Before fleeing the Nazis and landing in Hollywood, Wilder earned his keep as a satirical freelance writer for publications in Berlin and Vienna. Some of his articles appear in English for the first time as Billy Wilder on Assignment: Dispatches from Weimer Berlin and Interwar Vienna.
The collection is edited by Noah Isenberg, the University of Texas at Austin media professor who has become a leading contemporary film historian on the strength of previous books such as We’ll Always Have Casablanca and Edgar G. Ulmer: A Filmmaker at the Margins. Isenberg’s introduction highlights the thematic links between Wilder’s screenplays and the stories Wilder told of his swashbuckling journalism days—as well as his unsubstantiated claims. He once told Playboy that in “one morning” he interviewed Sigmund Freud, Alfred Adler, Arthur Schnitzler and Richard Strauss. Busy guy but the proof for those interviews hasn’t surfaced in any archive.
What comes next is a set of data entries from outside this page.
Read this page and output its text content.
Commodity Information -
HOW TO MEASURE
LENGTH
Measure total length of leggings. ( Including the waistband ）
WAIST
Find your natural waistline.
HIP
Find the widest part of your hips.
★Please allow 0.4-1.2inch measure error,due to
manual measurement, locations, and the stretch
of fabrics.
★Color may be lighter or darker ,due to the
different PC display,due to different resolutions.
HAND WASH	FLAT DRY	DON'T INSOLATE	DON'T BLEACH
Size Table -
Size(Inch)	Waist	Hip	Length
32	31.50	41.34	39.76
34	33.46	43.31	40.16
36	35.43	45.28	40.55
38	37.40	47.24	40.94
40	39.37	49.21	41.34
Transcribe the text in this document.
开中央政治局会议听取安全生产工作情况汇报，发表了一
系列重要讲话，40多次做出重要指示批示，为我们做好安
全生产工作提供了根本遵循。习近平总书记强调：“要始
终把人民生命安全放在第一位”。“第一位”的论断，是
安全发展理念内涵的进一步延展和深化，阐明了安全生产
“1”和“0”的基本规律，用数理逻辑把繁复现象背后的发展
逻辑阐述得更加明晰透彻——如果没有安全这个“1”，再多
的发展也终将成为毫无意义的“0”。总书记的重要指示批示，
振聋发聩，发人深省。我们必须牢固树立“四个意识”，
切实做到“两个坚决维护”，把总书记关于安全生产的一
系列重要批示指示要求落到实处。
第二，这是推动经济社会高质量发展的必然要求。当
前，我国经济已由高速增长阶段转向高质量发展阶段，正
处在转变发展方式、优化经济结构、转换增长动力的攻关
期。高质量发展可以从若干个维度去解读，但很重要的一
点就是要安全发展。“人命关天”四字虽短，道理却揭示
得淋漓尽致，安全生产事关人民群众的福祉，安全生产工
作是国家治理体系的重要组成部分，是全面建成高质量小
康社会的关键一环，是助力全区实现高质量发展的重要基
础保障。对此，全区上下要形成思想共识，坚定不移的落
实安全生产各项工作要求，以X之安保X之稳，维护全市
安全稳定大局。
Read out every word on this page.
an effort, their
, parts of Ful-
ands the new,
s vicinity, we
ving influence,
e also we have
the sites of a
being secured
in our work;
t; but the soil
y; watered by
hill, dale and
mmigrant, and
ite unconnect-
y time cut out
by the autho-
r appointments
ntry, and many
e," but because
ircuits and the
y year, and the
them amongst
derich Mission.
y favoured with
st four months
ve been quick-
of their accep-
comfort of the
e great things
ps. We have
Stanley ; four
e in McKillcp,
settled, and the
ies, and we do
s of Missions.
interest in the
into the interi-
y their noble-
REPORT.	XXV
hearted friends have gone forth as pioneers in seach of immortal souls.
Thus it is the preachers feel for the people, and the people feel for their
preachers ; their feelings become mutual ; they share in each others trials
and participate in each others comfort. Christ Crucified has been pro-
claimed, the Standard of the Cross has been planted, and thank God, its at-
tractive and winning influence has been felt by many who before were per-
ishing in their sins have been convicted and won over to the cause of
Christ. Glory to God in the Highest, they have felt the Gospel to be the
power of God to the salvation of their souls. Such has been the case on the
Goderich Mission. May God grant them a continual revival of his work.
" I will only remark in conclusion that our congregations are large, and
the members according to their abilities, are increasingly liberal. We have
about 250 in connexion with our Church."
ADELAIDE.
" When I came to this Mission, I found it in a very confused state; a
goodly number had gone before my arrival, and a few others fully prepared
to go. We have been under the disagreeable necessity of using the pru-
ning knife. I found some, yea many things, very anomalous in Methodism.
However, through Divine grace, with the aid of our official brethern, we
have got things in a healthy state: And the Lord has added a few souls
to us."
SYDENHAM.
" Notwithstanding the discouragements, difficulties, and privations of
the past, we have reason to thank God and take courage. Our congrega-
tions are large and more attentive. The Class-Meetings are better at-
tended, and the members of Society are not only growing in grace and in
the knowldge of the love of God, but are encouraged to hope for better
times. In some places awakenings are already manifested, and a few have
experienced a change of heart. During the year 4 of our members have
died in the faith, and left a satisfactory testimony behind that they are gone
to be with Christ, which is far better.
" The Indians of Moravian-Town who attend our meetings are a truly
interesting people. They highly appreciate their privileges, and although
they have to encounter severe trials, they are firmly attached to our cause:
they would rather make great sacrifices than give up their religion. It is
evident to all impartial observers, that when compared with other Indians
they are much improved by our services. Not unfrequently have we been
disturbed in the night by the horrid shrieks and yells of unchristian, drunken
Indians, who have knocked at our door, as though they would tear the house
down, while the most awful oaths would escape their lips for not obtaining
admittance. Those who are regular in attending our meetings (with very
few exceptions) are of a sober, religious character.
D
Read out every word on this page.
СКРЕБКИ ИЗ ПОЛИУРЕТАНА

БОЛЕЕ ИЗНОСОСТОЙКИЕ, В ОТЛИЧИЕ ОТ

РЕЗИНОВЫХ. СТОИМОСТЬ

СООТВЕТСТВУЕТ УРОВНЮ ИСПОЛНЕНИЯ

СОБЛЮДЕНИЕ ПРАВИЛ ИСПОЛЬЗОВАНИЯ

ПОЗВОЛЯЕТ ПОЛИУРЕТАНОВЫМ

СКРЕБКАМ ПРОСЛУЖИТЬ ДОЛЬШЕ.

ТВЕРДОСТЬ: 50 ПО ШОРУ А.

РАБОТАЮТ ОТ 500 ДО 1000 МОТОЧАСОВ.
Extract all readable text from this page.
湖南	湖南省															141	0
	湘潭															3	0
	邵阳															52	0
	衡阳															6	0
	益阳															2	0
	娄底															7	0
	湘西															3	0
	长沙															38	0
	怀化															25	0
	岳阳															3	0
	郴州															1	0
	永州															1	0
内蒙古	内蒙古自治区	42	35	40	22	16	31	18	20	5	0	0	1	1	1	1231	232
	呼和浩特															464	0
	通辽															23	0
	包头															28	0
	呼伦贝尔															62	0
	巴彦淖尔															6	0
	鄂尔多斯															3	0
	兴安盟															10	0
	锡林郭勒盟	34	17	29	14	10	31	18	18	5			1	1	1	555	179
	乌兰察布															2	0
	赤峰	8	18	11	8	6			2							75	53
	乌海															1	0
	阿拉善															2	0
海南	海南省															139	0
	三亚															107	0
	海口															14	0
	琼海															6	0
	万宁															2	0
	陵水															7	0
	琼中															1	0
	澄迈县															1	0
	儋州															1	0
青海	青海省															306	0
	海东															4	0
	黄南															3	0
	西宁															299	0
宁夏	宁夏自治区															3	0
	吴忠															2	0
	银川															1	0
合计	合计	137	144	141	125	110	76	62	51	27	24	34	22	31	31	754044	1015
Wilder’s interest in film was apparent early on. He reviewed movies and wrote an account of his collaboration with other young Berliners on what today would be called an indie film, People on Sunday (1930). His essays remain amusing. Included in Billy Wilder on Assignment is his advocacy for the mandatory teaching of telling lies in schools. This way, successful lying would no longer be “the privilege of the few” but distributed “on a strictly democratic basis.” Honestly?
Billy Wilder on Assignment was translated by Shelley Frisch and published by Princeton University Press.